Book that changed your life:
Dostoyevsky's Crime and Punishment. It was the summer I decided to become a real reader, which is surprising because I was already teaching at university. Probably I got tired of lying about books I'd read and decided to read a classic. I was so involved in the psychological cat and mouse that all I did was read, eat, sleep and read. (In anticipation of the next question--It was the best of times....)
Favorite line from a book:
"It was a dark and stormy night...." As a matter of fact, it is the beginning line from a new novel. I wanted to see if I could make it work while at the same time trying to cash in on what the reader already feels about it.
Book you most want to read again for the first time:
A Little History of the World by E.H. Gombrich.

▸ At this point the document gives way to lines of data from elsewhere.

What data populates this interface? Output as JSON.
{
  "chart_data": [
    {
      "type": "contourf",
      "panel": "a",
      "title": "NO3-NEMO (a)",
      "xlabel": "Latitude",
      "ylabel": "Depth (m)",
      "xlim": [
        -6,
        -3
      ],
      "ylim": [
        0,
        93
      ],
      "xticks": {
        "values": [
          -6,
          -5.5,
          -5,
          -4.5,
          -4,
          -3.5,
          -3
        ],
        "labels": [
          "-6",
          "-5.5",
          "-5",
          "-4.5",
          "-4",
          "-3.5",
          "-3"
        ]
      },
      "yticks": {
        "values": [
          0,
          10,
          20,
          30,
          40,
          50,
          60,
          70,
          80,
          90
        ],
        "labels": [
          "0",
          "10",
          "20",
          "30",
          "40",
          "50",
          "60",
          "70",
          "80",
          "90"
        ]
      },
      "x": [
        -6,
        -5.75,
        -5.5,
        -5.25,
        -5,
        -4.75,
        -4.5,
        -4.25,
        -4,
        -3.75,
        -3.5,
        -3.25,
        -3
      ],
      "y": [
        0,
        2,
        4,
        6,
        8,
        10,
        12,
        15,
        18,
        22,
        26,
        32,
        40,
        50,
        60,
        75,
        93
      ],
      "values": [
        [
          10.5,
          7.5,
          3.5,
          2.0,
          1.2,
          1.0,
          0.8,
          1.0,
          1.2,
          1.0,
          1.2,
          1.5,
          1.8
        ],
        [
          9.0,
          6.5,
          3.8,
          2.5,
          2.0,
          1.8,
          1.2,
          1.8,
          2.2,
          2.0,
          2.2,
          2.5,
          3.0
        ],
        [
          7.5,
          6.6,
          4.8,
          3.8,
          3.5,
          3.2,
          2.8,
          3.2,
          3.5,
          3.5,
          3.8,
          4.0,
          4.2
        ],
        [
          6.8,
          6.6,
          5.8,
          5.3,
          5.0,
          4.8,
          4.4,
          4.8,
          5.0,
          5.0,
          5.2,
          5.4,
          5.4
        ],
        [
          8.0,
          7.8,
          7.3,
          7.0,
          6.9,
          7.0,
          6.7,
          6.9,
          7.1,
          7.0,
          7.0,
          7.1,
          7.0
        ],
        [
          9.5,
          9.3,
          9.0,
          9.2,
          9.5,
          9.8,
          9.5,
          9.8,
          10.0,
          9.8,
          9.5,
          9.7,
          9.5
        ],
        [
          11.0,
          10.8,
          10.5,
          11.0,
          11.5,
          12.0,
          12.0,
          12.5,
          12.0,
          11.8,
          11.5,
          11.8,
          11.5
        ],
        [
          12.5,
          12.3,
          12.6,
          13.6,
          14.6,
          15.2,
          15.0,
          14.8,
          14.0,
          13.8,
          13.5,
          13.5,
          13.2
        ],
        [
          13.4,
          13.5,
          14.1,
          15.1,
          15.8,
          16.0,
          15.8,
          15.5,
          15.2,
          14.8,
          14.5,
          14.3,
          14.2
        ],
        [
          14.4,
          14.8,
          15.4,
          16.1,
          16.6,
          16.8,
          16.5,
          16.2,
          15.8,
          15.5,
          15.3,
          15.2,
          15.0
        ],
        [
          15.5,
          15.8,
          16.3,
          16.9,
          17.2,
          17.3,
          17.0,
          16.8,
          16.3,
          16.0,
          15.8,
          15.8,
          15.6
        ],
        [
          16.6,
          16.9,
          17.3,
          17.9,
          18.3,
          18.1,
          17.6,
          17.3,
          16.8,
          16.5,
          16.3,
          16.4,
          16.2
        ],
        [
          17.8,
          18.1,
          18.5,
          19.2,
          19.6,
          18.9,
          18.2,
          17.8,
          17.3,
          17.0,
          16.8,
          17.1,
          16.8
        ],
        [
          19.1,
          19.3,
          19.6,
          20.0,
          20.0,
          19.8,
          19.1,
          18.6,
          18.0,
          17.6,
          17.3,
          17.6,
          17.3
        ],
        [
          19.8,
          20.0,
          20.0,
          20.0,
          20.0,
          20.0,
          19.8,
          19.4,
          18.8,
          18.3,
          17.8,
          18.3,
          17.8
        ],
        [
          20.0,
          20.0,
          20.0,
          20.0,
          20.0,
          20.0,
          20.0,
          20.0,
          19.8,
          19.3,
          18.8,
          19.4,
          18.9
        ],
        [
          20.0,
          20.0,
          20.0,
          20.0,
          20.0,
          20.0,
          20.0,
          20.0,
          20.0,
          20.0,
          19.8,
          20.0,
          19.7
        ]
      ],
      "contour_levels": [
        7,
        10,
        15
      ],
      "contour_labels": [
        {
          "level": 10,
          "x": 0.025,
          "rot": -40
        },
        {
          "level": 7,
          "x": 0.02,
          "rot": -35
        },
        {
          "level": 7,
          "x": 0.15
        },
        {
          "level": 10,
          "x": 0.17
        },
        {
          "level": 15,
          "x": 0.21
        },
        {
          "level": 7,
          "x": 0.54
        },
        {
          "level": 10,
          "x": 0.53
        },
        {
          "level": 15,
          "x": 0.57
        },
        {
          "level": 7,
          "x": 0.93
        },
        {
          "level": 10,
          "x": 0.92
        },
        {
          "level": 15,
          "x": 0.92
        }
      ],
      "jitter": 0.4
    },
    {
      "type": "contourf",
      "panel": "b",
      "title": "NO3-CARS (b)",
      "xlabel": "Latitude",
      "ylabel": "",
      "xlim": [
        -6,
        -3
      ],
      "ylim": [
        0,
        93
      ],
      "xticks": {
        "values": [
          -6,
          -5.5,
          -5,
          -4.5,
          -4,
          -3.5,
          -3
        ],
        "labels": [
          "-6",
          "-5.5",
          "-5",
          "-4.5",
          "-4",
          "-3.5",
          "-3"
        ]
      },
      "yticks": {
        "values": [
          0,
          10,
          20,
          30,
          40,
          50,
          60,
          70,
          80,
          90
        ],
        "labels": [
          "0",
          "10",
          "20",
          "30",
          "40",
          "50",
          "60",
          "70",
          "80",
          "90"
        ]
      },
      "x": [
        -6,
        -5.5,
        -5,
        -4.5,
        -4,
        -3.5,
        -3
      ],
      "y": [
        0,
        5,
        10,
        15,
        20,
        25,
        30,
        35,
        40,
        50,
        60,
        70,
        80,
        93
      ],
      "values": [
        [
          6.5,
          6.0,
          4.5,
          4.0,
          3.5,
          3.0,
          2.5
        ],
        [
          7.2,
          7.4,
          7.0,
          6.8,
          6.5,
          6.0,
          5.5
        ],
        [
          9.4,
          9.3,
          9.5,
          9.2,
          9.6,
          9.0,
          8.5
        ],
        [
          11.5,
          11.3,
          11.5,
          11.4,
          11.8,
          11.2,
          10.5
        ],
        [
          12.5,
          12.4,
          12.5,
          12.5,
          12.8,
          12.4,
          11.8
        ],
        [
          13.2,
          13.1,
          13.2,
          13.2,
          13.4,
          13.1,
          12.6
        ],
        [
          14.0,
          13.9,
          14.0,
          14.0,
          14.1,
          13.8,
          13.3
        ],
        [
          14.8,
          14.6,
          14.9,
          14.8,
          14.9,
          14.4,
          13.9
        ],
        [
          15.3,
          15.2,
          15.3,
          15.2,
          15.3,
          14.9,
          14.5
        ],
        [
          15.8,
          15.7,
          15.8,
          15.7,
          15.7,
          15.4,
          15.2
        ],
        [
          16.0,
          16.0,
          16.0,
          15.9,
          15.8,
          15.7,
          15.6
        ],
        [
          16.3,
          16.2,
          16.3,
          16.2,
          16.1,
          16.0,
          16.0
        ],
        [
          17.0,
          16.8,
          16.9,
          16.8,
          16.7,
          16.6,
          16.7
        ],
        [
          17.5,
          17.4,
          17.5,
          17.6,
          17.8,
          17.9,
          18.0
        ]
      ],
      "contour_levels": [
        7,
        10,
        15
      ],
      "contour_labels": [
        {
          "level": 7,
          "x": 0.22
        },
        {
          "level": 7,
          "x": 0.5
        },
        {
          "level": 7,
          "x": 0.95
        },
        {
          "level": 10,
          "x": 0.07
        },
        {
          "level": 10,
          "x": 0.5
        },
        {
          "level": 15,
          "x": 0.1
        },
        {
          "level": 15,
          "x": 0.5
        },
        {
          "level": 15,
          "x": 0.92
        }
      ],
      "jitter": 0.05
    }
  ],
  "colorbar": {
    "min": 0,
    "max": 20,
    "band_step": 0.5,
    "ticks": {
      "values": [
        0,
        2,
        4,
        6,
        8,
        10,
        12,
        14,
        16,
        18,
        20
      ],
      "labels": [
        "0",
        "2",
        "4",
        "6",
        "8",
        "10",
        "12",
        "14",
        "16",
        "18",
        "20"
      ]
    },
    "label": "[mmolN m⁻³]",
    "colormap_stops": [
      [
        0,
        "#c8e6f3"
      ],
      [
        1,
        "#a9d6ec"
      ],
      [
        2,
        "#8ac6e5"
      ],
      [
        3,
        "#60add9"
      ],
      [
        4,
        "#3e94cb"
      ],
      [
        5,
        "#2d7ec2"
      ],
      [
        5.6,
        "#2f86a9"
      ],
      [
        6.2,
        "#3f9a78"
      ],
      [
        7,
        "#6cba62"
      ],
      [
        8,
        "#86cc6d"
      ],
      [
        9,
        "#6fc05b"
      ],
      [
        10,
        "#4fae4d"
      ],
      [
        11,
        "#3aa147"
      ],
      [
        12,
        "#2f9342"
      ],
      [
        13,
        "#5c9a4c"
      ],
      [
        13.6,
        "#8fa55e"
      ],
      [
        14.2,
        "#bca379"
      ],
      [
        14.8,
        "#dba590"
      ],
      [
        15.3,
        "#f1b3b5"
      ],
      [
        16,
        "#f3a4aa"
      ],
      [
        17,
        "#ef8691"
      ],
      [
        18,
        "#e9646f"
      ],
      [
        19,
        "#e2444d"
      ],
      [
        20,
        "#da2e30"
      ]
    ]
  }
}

I've already read it five times. And when I'm done typing this questionnaire, I think I'll start it again. If I could write for smart kids the way he does, I'd have achieved something that has always escaped me, profound simplicity. Talk about making the world approachable.
How can you tell when a translation is poor?
I don't know, but you can just tell. Probably because everything else--especially the story and the author's intelligence--about the novel is so good.